Energy and Activation
The power stroke requires two conditions: the myosin head must be energized, and the actin binding site must be uncovered. Energy is supplied by adenosine triphosphate (ATP), which attaches to the myosin head. The myosin head acts as an ATPase enzyme, hydrolyzing ATP into adenosine diphosphate (ADP) and inorganic phosphate (Pi).
This hydrolysis releases energy captured by the myosin head, causing it to change angle and move into a high-energy, “cocked” position. The myosin head is now prepared, holding the ADP and Pi. The second prerequisite, activation, involves a chemical signal that unblocks the thin filament.
This signal is the release of calcium ions (\(\text{Ca}^{2+}\)) from the sarcoplasmic reticulum. The calcium ions bind to a specific component of the troponin complex. This binding changes the shape of troponin, which physically pulls the attached tropomyosin molecule away from the myosin-binding sites on the actin filament.
The Mechanical Action
With the actin binding sites exposed and the myosin head cocked, the cross-bridge cycle begins. The cocked myosin head, holding ADP and Pi, immediately forms a strong bond with the accessible actin site, creating a cross-bridge. This stable bond formation triggers the next dynamic step.
The force-generating event starts with the rapid release of inorganic phosphate (Pi) from the myosin head. This release directly triggers a sudden conformational change in the myosin structure. The myosin head pivots sharply—the power stroke itself—pulling the attached thin actin filament.

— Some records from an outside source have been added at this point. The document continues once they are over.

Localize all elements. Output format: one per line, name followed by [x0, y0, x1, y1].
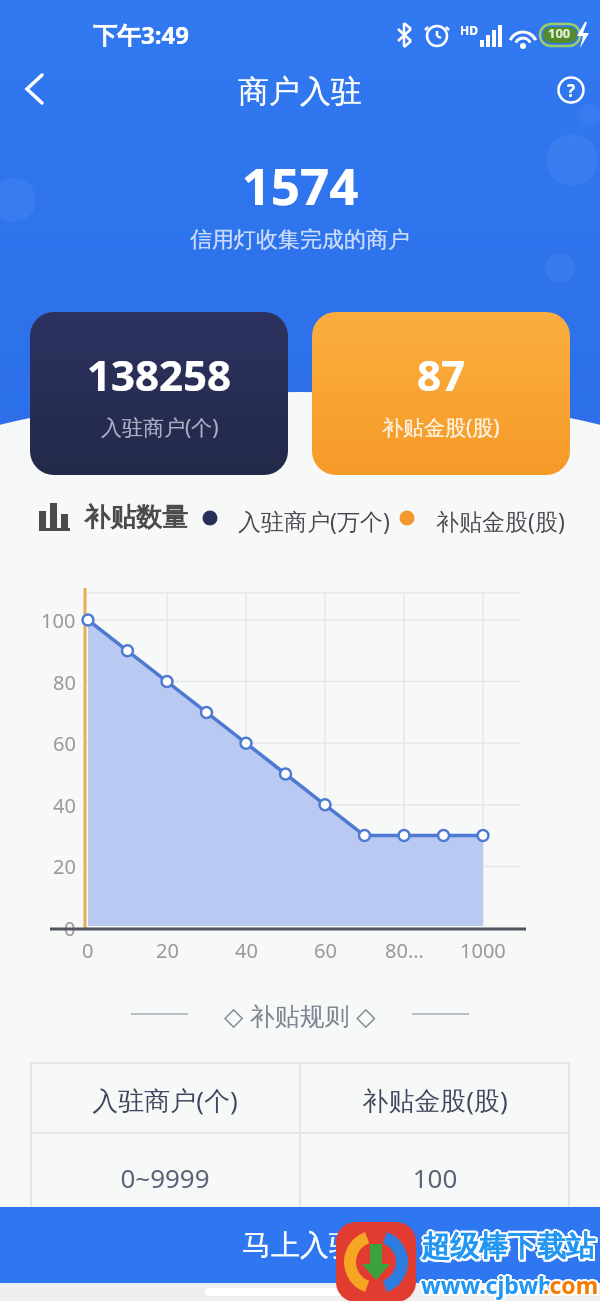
- staticText: www.cjbwh: [423, 1271, 556, 1301]
- staticText: 补贴金股(股): [436, 505, 565, 536]
- button[interactable]: ?: [556, 75, 586, 105]
- staticText: 40: [235, 937, 258, 964]
- staticText: 100: [300, 1160, 570, 1195]
- staticText: .com: [545, 1268, 600, 1299]
- staticText: 1000: [460, 937, 506, 964]
- staticText: 0: [64, 915, 76, 942]
- staticText: .com: [545, 1271, 600, 1301]
- staticText: 100: [41, 607, 76, 634]
- staticText: 超级棒下载站: [420, 1227, 594, 1264]
- staticText: ◇ 补贴规则 ◇: [224, 998, 376, 1030]
- staticText: .com: [543, 1267, 599, 1298]
- staticText: .com: [542, 1271, 598, 1301]
- staticText: .com: [541, 1269, 597, 1300]
- staticText: 补贴金股(股): [300, 1082, 570, 1118]
- staticText: 0~9999: [30, 1160, 300, 1195]
- staticText: .com: [543, 1269, 599, 1300]
- staticText: HD: [460, 22, 478, 38]
- staticText: 40: [53, 792, 76, 819]
- staticText: 补贴数量: [84, 501, 188, 534]
- staticText: 超级棒下载站: [421, 1226, 595, 1263]
- staticText: 20: [156, 937, 179, 964]
- staticText: 下午3:49: [93, 18, 189, 51]
- staticText: 60: [314, 937, 337, 964]
- staticText: www.cjbwh: [420, 1268, 553, 1299]
- button[interactable]: 138258: [30, 312, 288, 475]
- staticText: www.cjbwh: [421, 1271, 554, 1301]
- staticText: .com: [543, 1271, 599, 1301]
- staticText: 87: [417, 346, 466, 403]
- staticText: 超级棒下载站: [423, 1227, 597, 1264]
- button[interactable]: [12, 72, 56, 116]
- staticText: 超级棒下载站: [421, 1228, 595, 1265]
- staticText: 补贴金股(股): [382, 413, 500, 442]
- staticText: 入驻商户(万个): [238, 505, 390, 536]
- staticText: 20: [53, 853, 76, 880]
- staticText: 80: [53, 669, 76, 696]
- staticText: www.cjbwh: [423, 1269, 556, 1300]
- staticText: www.cjbwh: [423, 1268, 556, 1299]
- staticText: 1574: [0, 150, 600, 219]
- staticText: 超级棒下载站: [421, 1230, 595, 1267]
- staticText: 超级棒下载站: [423, 1228, 597, 1265]
- staticText: 超级棒下载站: [420, 1230, 594, 1267]
- staticText: 入驻商户(个): [30, 1082, 300, 1118]
- staticText: 60: [53, 730, 76, 757]
- staticText: 80...: [385, 937, 424, 964]
- staticText: 信用灯收集完成的商户: [0, 226, 600, 254]
- staticText: 超级棒下载站: [419, 1228, 593, 1265]
- staticText: 入驻商户(个): [101, 413, 219, 442]
- staticText: www.cjbwh: [420, 1271, 553, 1301]
- button[interactable]: 87: [312, 312, 570, 475]
- staticText: 138258: [87, 346, 232, 403]
- staticText: .com: [542, 1268, 598, 1299]
- staticText: www.cjbwh: [419, 1269, 552, 1300]
- staticText: ?: [567, 79, 576, 102]
- staticText: 商户入驻: [0, 72, 600, 111]
- staticText: .com: [545, 1269, 600, 1300]
- staticText: 0: [82, 937, 94, 964]
- staticText: www.cjbwh: [421, 1269, 554, 1300]
- staticText: www.cjbwh: [421, 1267, 554, 1298]
- staticText: 100: [548, 24, 571, 42]
- staticText: 超级棒下载站: [423, 1230, 597, 1267]
- button[interactable]: 马上入驻: [0, 1207, 600, 1283]
- staticText: 马上入驻: [242, 1227, 358, 1264]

This mechanical pivoting pulls the actin filament toward the center of the sarcomere, moving it approximately 10 nanometers (nm) per stroke. Following this movement, the ADP molecule is released, and the myosin head remains tightly bound to the actin in a low-energy state. Synchronized power strokes across all sarcomeres pull the Z-discs closer, shortening the muscle fiber and generating force.
Detachment and Repetition
For contraction to continue or for the muscle to relax, the myosin head must detach from the actin filament. Detachment occurs when a fresh ATP molecule binds to the myosin head. This binding causes a change that weakens the connection, breaking the cross-bridge and allowing the myosin head to release the actin.
If the nervous signal continues, calcium concentration remains high, and the binding sites stay exposed. The newly bound ATP is hydrolyzed into ADP and Pi, which re-cocks the myosin head. The cycle of binding, power stroke, and detachment repeats continuously, maintaining the contraction through a sustained, ratcheting movement.
If the stimulating nerve signal ceases, calcium ions are quickly pumped back into the sarcoplasmic reticulum. Calcium removal causes the troponin-tropomyosin complex to shift back into its blocking position, covering the binding sites. With the sites covered, myosin heads can no longer attach, and the filaments passively slide back to their resting position, resulting in muscle relaxation.